Pope Francis repeated, these doctors "were closed in on themselves, not open to the God of Surprises, they did not know the path nor this eschatology".  So, when before the Sanhedrin Jesus claims to be the Son of God, "they tore their clothes", they were shocked saying that He had blasphemed. "The sign that Jesus gives to them - he said - was a blasphemy". And for this reason "Jesus says: an evil generation”.
Pope Francis added, "they failed to understand that the law they guarded and loved" was a pedagogy towards Jesus Christ. "If the law does not lead to Jesus Christ - he said – if it does not bring us closer to Jesus Christ, it is dead. And Jesus rebuked them for this closure, for not being able to read the signs of the times, for not being open to the God of surprises”.
"And this should make us think: am I attached to my things, my ideas, [are they] closed? Or am I open to God's surprises? Am I at a standstill or am I on a journey? Do I believe in Jesus Christ - in Jesus, in what he did: He died, rose again and the story ended there - Do I think that the journey continues towards maturity, toward the manifestation of the glory of the Lord? Am I able to understand the signs of the times and be faithful to the voice of the Lord that is manifested in them? We should ask ourselves these questions today and ask the Lord for a heart that loves the law -  because the law belongs to God – but which also loves God’s surprises and the ability to understand that this holy law is not an end in itself".
Pope Francis concluded, this "journey” is a pedagogy "that leads us to Jesus Christ, the final encounter, where there will be this great sign of the Son of man."

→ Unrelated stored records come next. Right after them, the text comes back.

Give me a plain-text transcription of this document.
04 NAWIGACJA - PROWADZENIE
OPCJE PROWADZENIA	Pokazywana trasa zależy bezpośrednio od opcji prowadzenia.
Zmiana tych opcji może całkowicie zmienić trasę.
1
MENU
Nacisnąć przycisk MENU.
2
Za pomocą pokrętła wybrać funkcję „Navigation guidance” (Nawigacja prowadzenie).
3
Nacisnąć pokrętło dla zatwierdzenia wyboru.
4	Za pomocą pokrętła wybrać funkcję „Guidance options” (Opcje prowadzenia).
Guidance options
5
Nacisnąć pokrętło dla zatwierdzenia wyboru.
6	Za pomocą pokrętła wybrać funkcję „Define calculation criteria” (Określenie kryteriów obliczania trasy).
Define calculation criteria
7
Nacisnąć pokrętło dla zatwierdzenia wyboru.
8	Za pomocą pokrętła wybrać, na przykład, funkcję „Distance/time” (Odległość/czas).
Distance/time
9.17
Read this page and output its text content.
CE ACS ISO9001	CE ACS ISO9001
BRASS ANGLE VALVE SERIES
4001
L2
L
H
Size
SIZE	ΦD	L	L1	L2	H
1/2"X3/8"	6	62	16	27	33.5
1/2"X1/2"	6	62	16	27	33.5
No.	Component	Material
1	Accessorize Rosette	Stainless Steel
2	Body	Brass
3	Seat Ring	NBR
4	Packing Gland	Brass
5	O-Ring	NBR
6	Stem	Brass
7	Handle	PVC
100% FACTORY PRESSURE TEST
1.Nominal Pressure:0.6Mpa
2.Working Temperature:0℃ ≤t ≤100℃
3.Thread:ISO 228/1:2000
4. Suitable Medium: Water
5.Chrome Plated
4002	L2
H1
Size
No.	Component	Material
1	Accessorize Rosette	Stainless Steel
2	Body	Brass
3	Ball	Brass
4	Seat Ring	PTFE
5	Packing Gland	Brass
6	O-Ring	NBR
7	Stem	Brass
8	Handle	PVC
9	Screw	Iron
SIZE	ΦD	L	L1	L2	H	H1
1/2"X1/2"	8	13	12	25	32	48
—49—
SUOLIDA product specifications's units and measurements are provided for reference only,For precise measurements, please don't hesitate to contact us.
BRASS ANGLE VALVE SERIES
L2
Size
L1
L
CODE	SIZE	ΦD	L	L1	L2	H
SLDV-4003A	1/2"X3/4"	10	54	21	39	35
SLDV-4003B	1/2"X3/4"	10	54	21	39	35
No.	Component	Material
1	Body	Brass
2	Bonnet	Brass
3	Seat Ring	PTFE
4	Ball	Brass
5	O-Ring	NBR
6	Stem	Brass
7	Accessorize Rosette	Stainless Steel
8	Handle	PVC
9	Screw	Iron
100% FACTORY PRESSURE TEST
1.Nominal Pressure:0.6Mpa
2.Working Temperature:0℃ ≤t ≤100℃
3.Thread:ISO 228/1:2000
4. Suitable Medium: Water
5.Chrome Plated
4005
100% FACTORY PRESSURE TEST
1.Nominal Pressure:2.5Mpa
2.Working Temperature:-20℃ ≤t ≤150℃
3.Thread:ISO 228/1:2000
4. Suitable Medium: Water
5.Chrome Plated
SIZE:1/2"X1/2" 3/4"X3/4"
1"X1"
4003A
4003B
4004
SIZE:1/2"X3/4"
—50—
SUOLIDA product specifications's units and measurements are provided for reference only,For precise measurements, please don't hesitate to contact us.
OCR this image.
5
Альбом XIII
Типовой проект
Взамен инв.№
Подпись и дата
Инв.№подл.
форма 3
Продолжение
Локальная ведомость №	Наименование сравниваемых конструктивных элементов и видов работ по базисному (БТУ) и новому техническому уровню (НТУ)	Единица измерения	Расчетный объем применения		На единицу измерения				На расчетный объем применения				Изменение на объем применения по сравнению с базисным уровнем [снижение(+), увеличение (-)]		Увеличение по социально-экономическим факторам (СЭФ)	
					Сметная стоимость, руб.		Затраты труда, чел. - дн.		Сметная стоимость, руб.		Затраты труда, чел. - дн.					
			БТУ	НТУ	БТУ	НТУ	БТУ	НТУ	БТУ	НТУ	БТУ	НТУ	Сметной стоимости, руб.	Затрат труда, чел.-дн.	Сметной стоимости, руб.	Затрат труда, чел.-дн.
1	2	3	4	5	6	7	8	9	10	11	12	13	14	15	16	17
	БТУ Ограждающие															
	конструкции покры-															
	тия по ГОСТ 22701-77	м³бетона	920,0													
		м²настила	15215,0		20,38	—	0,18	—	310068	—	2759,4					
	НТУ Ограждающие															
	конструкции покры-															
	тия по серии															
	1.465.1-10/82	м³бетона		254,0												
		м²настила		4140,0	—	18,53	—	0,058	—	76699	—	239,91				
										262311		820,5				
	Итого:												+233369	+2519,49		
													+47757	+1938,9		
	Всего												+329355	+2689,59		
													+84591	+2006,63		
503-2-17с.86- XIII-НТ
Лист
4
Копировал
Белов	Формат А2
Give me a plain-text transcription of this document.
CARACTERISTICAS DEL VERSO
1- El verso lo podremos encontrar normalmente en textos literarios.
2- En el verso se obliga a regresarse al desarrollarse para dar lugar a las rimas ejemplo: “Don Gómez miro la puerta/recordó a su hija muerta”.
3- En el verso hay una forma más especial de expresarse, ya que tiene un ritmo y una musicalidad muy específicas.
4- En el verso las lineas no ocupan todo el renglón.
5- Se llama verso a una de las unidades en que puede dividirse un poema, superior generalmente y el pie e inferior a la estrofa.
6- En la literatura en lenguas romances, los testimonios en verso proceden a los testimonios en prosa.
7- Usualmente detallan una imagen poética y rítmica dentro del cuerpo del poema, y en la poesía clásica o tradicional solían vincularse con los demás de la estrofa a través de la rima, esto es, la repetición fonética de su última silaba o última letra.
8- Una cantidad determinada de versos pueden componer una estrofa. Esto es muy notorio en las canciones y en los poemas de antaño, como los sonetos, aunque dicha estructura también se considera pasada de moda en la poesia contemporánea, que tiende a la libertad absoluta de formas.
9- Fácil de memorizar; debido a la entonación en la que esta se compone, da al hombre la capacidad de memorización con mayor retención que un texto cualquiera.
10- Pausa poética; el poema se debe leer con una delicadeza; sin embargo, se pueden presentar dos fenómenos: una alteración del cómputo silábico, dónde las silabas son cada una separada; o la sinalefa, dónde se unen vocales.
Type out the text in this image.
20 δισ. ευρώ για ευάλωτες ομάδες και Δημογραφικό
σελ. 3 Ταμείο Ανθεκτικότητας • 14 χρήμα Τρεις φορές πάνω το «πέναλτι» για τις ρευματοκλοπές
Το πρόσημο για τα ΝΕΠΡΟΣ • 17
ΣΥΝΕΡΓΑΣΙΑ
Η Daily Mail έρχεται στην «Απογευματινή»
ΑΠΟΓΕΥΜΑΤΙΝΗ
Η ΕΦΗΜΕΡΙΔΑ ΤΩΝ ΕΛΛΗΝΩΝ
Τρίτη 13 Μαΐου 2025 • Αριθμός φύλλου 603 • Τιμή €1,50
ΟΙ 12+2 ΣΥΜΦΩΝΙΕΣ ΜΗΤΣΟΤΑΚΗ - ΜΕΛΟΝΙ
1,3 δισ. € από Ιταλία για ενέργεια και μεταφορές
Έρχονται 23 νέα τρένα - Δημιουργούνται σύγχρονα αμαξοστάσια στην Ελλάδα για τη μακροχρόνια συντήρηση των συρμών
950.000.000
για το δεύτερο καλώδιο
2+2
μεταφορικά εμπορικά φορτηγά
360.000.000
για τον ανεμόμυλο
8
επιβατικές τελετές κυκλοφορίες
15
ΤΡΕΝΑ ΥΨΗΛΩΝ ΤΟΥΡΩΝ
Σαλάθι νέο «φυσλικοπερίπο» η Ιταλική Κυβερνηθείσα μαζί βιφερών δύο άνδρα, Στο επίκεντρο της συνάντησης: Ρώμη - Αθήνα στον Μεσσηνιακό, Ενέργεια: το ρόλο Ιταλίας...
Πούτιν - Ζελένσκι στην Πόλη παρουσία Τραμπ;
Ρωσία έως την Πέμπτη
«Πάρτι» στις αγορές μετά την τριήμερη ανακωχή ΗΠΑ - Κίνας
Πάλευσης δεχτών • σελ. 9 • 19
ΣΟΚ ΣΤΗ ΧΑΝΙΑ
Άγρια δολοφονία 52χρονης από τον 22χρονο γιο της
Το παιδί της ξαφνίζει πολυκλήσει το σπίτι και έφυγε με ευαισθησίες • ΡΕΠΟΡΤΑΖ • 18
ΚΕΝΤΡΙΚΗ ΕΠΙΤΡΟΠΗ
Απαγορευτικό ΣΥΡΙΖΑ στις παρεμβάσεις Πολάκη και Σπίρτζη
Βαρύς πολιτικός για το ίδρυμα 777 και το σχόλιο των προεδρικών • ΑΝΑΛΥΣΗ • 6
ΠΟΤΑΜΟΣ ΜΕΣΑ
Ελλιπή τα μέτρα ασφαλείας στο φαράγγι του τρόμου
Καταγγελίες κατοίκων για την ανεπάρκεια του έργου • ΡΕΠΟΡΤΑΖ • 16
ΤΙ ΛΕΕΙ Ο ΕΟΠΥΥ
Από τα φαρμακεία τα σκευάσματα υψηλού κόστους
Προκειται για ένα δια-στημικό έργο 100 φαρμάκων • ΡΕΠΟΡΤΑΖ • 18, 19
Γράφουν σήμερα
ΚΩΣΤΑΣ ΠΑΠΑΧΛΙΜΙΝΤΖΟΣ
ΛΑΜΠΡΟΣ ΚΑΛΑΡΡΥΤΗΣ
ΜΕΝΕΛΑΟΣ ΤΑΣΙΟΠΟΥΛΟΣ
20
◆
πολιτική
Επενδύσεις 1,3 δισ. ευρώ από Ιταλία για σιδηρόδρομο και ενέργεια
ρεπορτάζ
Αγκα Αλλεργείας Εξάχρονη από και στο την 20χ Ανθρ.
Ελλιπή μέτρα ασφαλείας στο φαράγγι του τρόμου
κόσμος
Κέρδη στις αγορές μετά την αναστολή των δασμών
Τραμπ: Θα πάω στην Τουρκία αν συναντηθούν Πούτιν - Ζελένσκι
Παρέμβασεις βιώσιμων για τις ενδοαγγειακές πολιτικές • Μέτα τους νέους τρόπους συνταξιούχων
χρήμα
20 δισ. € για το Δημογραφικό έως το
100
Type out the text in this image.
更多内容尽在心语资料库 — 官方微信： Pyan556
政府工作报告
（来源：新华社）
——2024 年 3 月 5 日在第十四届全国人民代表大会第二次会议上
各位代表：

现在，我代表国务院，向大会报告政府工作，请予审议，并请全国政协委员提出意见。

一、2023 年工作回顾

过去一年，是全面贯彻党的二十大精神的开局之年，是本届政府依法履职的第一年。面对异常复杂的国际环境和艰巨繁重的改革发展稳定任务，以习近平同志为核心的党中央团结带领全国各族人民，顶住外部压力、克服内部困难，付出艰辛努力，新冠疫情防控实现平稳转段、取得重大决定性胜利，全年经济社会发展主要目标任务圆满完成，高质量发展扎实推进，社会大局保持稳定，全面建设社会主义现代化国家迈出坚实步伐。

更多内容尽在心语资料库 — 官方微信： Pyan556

  1. "Am I open to God's surprises?" After the 8 straight of the Kansas City Royals, I should hope so! They've sure taught the A's, the Angels, and the Orioles some humilty.

  2. I am afraid that reading "the signs of the times" has become a spoiled phrase for me since dissidents clearly opposed to Church teaching such as the LCWR have used it to justify their dissent. When I read what Pope Francis says, I am always left with the feeling that just about anything is up for grans in Church teaching, and that cannot be right. That is probably not what he is saying, but I am left with that. All I can do is use the uneasiness to glean what I can, examine where I can grow, and that is a good thing. But I go back to "How can I know unless someone teaches me?" I guess I am not drawn to the Jesuit way of thinking.

    1. Serious and earnest question: In what way does what Pope Francis' comments above threaten the question you raise - "How can I know unless someone teaches me?" I'm not sure I see the connection.